Here’s the thing: some whacky $@!#% is about to go down. The next few years will be interesting, awesome and awful all at once. We will rely on kind and respectful communication, have as much fun as we can, forgive often, learn to let go and trust, and learn to be trustworthy. If necessary we will seek the advice of experts and the counsel of loved ones. Shifts can happen fast, for the better or worse. It seems like the end of the world but it’s not. You’re stronger and braver than you know.
Feelings will run high to low. Most days you'll be middle of the road but some days are really high and some will be devastatingly low.
I wish I could change that, save you from the really low days, but they're part of life.
Know this: They don't last. I've been there too. Everyone has (or will) question if it's even worth going on. It is worth it. Keep on going, do the best you can. It gets better. SO better. Pull yourself out of it if you can, over days, weeks or months. Bad seasons will pass.
Although bad “seasons” are normal, clinical depression is a sickness, a hopelessness that you can't pull yourself out of. It's no more possible to snap out of depression than it is to heal your own broken leg.
If you're feeling hopeless. If you start having thoughts of hurting yourself or someone else, that's illness. Medicine, therapy, other medical treatments treat and cure it. There is no shame in asking for help. People can DIE of this because they're ashamed to get help. It's like dying of a tooth ache because you're afraid of the dentist- such a waste.
If you ever need help please tell me, or tell another adult you trust. Your life is worth fighting for.
We don’t always get what we want. Sometimes we have to wait. Sometimes we go without it. Sometimes when we DO get what we wanted it looks different than how we imagined it would. AND IT’S OK. We’re ok. The world keeps turning! That’s a huge lesson and a valuable one. Practice “pushing the snooze button” on wants. Enlist their help. “I understand you want ____. Would this be something you could snooze or do without?”
Newborn babies don’t know their tummy hurst because they have to pass gas. They don’t know how to fall asleep when they’re tired. We have to provide all that context and help them learn about themselves. And we have to be patient with them. It’s hard work being a baby!

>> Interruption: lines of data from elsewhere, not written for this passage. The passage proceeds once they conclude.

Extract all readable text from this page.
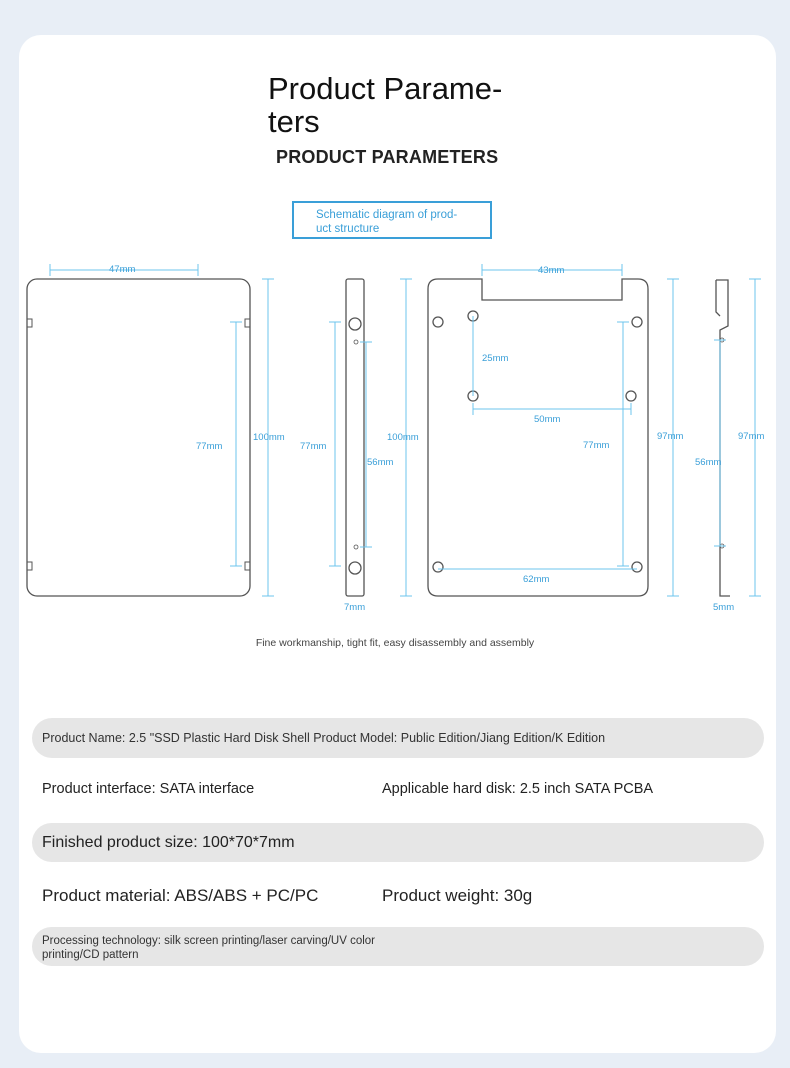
Product Parame-
ters
PRODUCT PARAMETERS
Schematic diagram of prod-
uct structure
47mm
77mm
100mm
77mm
100mm
56mm
7mm
43mm
25mm
50mm
77mm
97mm
62mm
56mm
97mm
5mm
Fine workmanship, tight fit, easy disassembly and assembly
Product Name: 2.5 "SSD Plastic Hard Disk Shell Product Model: Public Edition/Jiang Edition/K Edition
Product interface: SATA interface	Applicable hard disk: 2.5 inch SATA PCBA
Finished product size: 100*70*7mm
Product material: ABS/ABS + PC/PC	Product weight: 30g
Processing technology: silk screen printing/laser carving/UV color printing/CD pattern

It’s okay to take a beat, a pause before you answer: “Hold on, let me think about how this is going to work...” I’ve seen a lot of mistakes or loss of confidence in an employee because they just blurted out a guess or starting off in the wrong direction only to have to go back- just because the plan hadn’t been thought through. It only takes a minute.
Work the problem backwards. Start with the solution (desired outcome) and count down from there each step. Some steps will be small, some big. But you’ll get there!
People learn all sorts of different ways. I found I learn best by repetition (drills) especially true for skills. And by listening for studying. Recording my lectures in college made a huge difference in my ability to learn and retain material. Let’s find what works for you.
Face it. Whatever it is, show up with your most powerful self. Make decisions from a point of power, not fear. Sometimes the answer is to retreat, care for the injured, mourn the losses. Strategize. Prepare and then attack.
There's an old saying that goes something like "Don't focus on how big your problems are, focus instead on how big your God is."
On a certain level, it's trite and too simple.
It's almost insulting.
But without discounting the real pain behind your problems, I encourage you to practice exactly what it says. There's no need (or way) to forget about your problems, but you CAN change your focus, and decide to cling to the goodness of the Lord.
Meditate on God's power, His (Her/Their) goodness, patience, his grace, his beauty, and most of all, his love.
Hard to do? Yes, maybe at first. But how much time do you spend thinking about what is causing you pain? (I have a talent for perseverating on it. I go over and over and over how I was wronged or why I failed, or how I could have said it differently.) no matter how much time I spend, I don't feel any better!
If you learn to take half the time you would spend thinking about your [very real] pain, and focus on God's goodness, you'll be amazed at how much better you feel.
It's not even about praying for help, or blessings, etc. Just think about how infinitely GOOD He is: Artist, scientist, parent, environmentalist, creator, healer, friend, forgiving judge, patient teacher. Loving father.
Christ, the human face of God, is saying "Look right here. Hold on tight to me. I know. I love you. I've got you."
Practice shifting your focus and you'll get better and better at it. The pain WILL fade. Your heart will fill with light.
Age 15
Faith
Take a CPR class together.
Emphasize importance of staying certified ( or making a habit of watching an online course every year on the same day, like the day after Thanksgiving or something like that.
We don’t snoop. Never read a correspondence (email, letter, text, note, etc.) that is not intended for your eyes, or listen in to a conversation that is not intended for your ears. The right to privacy is sacred. Always respect people’s privacy and set the expectation that others do the same for you.
Physical contact between two people is only fun / appropriate / legal / healthy if both people are into it.
If one party objects, demurs or even acts less-than-interested, that’s the ballgame. Stop physical contact immediately. Be kind and respectful at all times.